"Nunca falhava. No balneário, naquele tempo em que os pelados realizavam sonhos de adolescentes nos Distritais, o 'ritual' era verbalizado pelo treinador antes de se iniciar o primeiro treino de cada semana, na palestra de projeção do embate seguinte: 'Eles têm 11 bons jogadores, mas nós temos 23 magníficos'. O sorriso malandro que arqueia sobrancelhas dominava-nos quando intuíamos a chegada da ladainha. Era um momento de inexplicável cumplicidade, sim. Apesar da previsibilidade, havia ali um qualquer fator mental. As palavras ligavam-nos, mas, na verdade, não nos garantiam os desfechos que todos queríamos, mesmo que então vivêssemos um futebol 'faz de conta'.
Hoje, quando avaliamos e debatemos futebol a sério, de alto nível, partimos da premissa de que é impensável perspectivar sucessos negligenciando a exigência. Entre outras variáveis, a dita revela-se na competência, sim, nas mensagens galvanizadoras, também, e na intensidade, indiscutivelmente. O futebol topo de gama é cada vez mais um mundo de atletas, um universo de perfeccionistas. E ainda bem, a modalidade e o espectáculo só têm de lucrar.
Uma das cosias que mais nos afligem e irritam enquanto adeptos e quando diagnosticamos que os nossos, aqueles que queremos ver como vencedores, não correm o que devem, ou então correm mal ou a uma velocidade inferior aos mínimos exigíveis a quem tem sobre os ombros a obrigação de honrar uma história feita de competividade, de vitórias e de luta. É desesperante e frustrante. A exigência de que tanto falamos tem de ser austera, porque normalmente atrás dela vêm as (boas) escolhas, as (boas) decisões, as (boas) concretizações e o (bom) trabalho.
A intensidade, individual e coletiva, que admiramos nomeadamente nos jogos da Liga dos Campeões, molda-se, mas não é fácil no nosso futebol.
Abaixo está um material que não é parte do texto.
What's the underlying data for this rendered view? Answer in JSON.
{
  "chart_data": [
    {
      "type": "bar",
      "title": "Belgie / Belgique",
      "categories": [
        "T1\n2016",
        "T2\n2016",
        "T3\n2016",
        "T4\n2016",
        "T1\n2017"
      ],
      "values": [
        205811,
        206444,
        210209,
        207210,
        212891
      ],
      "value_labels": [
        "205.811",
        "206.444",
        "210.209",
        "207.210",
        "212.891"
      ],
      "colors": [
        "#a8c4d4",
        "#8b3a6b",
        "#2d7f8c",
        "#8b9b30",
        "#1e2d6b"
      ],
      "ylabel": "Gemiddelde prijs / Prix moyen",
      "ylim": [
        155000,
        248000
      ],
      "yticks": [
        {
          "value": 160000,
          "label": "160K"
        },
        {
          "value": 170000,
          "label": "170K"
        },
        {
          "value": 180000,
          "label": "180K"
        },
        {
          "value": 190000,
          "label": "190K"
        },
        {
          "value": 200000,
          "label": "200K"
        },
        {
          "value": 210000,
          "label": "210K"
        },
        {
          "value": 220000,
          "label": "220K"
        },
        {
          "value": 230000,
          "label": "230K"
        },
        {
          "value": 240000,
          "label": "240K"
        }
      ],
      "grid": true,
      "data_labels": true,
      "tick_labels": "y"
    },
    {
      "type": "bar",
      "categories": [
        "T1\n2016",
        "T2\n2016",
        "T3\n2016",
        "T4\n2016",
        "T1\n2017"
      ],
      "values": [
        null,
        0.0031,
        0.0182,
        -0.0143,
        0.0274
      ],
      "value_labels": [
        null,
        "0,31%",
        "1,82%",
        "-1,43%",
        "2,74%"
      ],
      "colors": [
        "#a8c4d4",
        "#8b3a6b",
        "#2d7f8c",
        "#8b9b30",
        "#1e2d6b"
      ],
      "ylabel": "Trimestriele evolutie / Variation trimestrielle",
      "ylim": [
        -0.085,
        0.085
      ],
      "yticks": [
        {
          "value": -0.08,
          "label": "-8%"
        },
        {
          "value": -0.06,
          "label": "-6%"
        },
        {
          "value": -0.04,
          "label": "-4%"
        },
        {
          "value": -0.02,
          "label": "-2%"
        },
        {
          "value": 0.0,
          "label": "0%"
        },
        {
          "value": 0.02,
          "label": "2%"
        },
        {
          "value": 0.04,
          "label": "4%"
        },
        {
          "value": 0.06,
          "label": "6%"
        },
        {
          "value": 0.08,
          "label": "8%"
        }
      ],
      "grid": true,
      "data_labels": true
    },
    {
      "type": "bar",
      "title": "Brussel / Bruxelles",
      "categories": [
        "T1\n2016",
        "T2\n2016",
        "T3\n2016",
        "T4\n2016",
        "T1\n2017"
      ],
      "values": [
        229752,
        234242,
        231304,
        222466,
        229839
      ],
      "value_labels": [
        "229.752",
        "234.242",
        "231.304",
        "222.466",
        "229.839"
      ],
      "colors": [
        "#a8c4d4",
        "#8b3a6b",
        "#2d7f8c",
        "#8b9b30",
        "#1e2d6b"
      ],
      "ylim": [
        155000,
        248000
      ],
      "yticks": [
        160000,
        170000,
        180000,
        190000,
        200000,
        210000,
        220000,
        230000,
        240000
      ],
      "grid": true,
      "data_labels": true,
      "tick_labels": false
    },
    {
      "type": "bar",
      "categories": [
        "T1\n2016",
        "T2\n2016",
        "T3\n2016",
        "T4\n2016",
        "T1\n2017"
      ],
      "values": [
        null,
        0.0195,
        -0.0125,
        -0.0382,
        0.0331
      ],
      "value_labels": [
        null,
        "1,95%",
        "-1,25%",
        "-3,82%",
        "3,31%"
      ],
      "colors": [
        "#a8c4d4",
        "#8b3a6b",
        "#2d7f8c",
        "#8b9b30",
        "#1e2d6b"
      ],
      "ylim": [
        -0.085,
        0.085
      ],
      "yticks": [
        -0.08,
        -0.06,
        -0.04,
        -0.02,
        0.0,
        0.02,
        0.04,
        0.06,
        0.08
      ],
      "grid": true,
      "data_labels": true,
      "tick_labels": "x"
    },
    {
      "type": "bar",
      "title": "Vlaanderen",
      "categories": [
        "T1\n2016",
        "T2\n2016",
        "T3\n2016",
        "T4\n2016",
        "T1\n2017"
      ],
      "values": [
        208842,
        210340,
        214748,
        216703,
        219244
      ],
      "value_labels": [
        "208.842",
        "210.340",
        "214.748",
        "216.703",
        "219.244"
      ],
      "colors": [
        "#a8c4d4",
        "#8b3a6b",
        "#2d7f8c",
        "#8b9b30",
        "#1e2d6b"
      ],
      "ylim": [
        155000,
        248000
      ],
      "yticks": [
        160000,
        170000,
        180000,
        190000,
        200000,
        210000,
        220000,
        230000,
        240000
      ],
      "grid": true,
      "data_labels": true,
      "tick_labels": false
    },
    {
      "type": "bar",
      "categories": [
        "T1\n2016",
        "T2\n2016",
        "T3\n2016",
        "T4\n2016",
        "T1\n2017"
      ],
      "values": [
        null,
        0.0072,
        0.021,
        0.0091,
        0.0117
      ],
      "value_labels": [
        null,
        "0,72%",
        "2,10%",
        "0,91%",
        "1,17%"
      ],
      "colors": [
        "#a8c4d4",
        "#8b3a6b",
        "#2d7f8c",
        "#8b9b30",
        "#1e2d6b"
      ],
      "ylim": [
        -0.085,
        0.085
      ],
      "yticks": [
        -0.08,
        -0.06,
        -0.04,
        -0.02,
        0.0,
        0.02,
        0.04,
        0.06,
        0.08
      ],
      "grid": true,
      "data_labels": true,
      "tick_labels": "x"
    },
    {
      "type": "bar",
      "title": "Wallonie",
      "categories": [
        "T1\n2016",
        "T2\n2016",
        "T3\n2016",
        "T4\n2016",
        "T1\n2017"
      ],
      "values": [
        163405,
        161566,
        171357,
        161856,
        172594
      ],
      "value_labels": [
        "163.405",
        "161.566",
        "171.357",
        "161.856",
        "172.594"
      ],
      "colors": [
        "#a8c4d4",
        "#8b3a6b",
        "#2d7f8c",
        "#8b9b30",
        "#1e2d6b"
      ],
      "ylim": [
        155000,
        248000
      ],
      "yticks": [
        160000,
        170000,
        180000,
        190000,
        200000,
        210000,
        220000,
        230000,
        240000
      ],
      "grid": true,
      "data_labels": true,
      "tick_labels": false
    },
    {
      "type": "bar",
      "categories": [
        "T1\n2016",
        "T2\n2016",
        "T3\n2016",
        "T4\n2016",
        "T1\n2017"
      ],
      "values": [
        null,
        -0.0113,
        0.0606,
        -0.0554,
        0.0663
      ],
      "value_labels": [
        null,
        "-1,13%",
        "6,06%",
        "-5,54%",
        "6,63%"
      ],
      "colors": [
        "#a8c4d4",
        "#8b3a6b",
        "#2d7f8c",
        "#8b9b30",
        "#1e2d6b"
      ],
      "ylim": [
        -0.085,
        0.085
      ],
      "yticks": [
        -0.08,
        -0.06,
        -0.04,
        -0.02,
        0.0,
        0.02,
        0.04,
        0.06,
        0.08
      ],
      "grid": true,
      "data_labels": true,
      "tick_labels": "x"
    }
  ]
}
Nesse processo de 'aculturação' emergem fatores essenciais como a visão e a capacidade de arquitetar e consolidar projetos, de saber e de confiar no que se aposta racionalmente, de ser consequente. Estruturar e desenvolver para depois colher, sejam quais forem as adversidades. Se há coisa que os mais ricos nos 'ensinam' (e refiro-me aos de Inglaterra, França, Espanha, Alemanha e Itália) é que o sucesso consistente não se compra (embora eles tentem...), antes da muito trabalho. È por aí."